The dose was established through dose-finding work. A Phase 2 randomized, placebo-controlled study evaluated subcutaneous bremelanotide at 0.75, 1.25, and 1.75 mg in premenopausal women with female sexual dysfunction, which supported advancing the 1.75 mg dose into Phase 3 [8]. Early development also explored other routes and higher figures: intranasal dose-escalation in men reached roughly 7-20 mg, and a Phase 1 obesity protocol administered subcutaneous doses up to 2.5 mg, up to three times daily for 15 days — a research protocol only, and not an approved or recommended regimen [1]. The approved route is subcutaneous; the intranasal route was discontinued in development due to pharmacokinetic variability.

How long PT-141 lasts (half-life and timing)

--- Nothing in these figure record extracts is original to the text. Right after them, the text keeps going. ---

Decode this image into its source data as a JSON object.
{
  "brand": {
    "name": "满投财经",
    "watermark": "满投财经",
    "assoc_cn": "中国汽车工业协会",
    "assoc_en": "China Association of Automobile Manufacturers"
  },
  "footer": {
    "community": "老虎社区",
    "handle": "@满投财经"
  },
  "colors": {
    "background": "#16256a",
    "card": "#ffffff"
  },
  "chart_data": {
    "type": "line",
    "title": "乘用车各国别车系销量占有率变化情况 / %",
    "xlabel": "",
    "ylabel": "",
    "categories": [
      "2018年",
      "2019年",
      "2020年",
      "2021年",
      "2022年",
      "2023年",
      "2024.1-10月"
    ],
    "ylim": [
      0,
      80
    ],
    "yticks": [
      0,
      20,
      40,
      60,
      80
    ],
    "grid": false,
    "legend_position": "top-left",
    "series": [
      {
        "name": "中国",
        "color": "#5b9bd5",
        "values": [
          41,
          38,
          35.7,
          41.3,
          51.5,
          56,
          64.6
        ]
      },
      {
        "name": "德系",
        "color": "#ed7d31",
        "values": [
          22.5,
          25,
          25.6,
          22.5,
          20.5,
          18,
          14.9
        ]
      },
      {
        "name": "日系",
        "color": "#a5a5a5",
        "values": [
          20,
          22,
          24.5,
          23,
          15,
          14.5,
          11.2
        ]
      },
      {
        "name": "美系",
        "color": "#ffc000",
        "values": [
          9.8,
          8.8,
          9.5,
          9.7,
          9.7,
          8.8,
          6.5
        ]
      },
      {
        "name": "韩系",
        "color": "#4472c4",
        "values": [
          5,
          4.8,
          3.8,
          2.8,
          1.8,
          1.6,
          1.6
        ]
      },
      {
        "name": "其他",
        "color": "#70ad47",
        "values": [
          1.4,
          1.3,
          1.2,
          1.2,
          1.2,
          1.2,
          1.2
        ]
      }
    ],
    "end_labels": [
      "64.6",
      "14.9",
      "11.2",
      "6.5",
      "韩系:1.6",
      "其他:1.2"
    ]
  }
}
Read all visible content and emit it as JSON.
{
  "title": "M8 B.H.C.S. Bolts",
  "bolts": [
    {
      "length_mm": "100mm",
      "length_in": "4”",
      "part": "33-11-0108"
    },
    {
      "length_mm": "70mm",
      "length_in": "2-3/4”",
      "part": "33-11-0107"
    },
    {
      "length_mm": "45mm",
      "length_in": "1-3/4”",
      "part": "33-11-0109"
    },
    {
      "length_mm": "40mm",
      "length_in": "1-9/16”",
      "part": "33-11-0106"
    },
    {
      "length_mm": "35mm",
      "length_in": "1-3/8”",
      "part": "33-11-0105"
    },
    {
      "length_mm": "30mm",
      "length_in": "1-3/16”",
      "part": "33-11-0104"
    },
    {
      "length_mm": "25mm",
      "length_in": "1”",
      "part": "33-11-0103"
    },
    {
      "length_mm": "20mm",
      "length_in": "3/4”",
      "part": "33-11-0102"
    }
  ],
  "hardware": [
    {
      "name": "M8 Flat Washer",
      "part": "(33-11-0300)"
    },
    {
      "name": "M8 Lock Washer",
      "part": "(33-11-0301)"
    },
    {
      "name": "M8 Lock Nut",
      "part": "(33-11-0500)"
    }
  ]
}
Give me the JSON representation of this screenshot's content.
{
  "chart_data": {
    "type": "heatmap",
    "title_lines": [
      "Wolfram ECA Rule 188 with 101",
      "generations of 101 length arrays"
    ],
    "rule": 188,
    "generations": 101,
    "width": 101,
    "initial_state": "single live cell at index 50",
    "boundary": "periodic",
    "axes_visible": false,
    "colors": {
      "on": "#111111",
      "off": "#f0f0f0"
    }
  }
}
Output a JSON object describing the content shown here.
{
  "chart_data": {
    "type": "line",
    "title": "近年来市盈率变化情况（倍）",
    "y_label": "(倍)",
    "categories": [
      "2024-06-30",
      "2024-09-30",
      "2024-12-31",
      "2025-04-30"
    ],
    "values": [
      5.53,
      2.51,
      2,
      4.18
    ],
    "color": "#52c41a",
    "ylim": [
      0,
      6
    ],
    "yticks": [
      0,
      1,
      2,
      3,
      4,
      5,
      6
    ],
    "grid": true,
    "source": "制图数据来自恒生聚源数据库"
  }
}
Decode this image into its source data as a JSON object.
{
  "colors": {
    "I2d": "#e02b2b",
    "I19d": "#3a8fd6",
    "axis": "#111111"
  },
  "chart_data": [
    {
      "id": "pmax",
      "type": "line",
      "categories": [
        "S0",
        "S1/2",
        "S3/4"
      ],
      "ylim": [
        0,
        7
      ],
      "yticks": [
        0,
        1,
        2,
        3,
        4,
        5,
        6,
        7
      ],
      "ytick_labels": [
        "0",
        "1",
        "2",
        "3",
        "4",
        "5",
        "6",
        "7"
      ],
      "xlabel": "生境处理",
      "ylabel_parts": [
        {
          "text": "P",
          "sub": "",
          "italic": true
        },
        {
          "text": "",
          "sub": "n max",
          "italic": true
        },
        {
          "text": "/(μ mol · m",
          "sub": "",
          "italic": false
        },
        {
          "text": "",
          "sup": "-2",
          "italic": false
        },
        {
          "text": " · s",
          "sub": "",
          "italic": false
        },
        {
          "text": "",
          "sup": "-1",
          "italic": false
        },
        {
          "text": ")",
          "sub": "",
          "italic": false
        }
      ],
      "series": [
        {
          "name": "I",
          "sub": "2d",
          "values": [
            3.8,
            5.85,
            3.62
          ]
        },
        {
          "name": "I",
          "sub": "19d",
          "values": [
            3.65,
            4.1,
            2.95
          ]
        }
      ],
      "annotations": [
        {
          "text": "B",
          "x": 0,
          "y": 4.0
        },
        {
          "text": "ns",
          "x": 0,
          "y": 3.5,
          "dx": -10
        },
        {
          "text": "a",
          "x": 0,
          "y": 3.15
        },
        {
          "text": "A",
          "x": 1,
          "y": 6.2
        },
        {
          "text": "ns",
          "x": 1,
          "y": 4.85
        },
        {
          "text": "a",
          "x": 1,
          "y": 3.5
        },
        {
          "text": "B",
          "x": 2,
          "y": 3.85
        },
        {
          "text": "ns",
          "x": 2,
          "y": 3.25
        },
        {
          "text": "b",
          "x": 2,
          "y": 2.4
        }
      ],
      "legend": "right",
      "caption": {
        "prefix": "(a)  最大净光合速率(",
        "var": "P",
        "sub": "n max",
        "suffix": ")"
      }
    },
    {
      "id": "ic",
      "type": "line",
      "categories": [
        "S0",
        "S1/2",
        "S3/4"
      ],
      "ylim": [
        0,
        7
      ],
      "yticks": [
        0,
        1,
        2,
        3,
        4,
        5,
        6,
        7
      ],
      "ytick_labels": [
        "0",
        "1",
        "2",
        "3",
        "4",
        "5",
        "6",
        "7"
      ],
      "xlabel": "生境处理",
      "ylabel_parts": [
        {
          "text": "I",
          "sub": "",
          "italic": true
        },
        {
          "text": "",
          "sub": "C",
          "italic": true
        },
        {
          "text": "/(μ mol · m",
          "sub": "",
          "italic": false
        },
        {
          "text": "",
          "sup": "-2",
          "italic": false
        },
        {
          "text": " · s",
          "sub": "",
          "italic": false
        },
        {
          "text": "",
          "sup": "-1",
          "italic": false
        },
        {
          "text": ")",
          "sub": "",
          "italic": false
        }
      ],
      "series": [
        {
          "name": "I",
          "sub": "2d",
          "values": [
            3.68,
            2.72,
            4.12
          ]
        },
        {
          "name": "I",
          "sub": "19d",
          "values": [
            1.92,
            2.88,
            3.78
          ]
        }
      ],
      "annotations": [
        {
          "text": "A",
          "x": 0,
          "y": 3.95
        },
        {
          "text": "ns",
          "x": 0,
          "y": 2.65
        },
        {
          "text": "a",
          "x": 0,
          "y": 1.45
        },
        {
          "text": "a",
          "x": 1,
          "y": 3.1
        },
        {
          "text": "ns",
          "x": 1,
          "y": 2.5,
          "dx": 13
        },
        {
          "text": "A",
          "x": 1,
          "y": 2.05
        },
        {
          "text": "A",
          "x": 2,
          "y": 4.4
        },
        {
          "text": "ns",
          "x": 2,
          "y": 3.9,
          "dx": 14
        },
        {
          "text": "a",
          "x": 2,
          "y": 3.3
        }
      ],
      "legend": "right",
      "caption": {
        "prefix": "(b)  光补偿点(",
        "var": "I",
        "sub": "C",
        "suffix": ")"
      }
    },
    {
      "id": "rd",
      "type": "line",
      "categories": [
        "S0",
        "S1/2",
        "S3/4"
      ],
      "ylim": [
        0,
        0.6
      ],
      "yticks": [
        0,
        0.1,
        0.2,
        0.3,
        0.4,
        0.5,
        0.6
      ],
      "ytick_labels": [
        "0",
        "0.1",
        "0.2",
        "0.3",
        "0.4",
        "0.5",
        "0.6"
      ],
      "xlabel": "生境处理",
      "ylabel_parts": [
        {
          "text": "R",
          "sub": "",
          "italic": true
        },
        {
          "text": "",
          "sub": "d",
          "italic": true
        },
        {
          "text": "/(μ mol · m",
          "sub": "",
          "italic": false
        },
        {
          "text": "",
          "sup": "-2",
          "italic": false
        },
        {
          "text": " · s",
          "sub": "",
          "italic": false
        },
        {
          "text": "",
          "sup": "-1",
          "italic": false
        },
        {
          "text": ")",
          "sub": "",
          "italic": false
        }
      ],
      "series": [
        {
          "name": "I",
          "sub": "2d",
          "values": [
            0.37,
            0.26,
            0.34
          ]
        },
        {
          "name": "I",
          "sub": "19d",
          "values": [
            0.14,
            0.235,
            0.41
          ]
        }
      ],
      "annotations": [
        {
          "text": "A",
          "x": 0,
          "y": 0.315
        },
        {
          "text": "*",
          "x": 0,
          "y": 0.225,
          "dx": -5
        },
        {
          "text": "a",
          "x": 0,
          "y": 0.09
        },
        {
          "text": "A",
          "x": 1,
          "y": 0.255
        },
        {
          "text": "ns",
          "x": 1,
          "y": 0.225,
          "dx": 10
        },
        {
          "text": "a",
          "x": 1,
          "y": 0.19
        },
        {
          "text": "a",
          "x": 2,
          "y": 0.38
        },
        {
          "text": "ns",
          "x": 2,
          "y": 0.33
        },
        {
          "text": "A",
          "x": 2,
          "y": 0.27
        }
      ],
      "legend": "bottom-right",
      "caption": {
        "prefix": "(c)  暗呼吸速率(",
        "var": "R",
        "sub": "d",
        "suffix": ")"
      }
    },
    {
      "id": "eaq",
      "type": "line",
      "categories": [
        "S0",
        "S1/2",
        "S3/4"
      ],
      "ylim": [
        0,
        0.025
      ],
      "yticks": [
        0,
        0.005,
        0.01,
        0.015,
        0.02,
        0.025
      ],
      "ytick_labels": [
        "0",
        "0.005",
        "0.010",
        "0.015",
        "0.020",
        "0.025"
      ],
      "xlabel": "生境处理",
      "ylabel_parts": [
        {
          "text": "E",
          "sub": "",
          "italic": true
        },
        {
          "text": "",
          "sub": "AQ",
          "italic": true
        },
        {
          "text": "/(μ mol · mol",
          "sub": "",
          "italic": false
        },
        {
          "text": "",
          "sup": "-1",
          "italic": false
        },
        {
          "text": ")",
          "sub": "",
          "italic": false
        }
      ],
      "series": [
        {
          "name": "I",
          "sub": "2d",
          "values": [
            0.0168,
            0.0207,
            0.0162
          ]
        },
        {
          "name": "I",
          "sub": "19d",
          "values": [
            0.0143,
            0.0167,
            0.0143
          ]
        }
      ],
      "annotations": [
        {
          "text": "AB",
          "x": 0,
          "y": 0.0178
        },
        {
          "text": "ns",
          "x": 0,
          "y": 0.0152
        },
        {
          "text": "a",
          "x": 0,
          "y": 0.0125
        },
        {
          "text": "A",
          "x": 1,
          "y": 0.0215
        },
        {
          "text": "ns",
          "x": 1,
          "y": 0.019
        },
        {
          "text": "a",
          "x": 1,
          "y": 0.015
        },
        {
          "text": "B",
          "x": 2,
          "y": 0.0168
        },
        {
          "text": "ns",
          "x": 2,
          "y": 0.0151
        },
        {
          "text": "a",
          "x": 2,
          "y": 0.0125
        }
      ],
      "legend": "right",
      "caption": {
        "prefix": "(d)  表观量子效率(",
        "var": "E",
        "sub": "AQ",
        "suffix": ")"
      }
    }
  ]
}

After a subcutaneous dose, bremelanotide reaches peak blood concentration quickly — a median time to maximum (Tmax) of about 0.5 to 1.0 hours — and is then cleared with a terminal half-life of approximately 2.7 hours (range 1.9-4.0 hours) per the prescribing information [11]. Early intranasal studies reported a comparable half-life of 1.85-2.09 hours.

In practical pharmacology terms, that is a short-acting, fast-on profile — which is why the approved use is as needed, taken ahead of anticipated activity rather than dosed continuously [11]. The supporting parameters: a volume of distribution of about 25.0 L, clearance of about 6.5 L/hr, roughly 21% serum protein binding, and metabolism by hydrolysis of the cyclic-peptide amide bonds and by peptidase digestion [11].

PT-141 half-life

The terminal PT-141 half-life is approximately 2.7 hours after subcutaneous administration, with a labeled range of 1.9 to 4.0 hours [11]. The molecule's cyclic lactam structure confers greater stability than the linear melanocortin peptides it is related to, but it is still a short-acting agent — its effect on desire in the fMRI study persisted for up to 24 hours even though the drug itself is cleared within hours, a reminder that a downstream behavioural effect can outlast the molecule's presence in blood [5][11].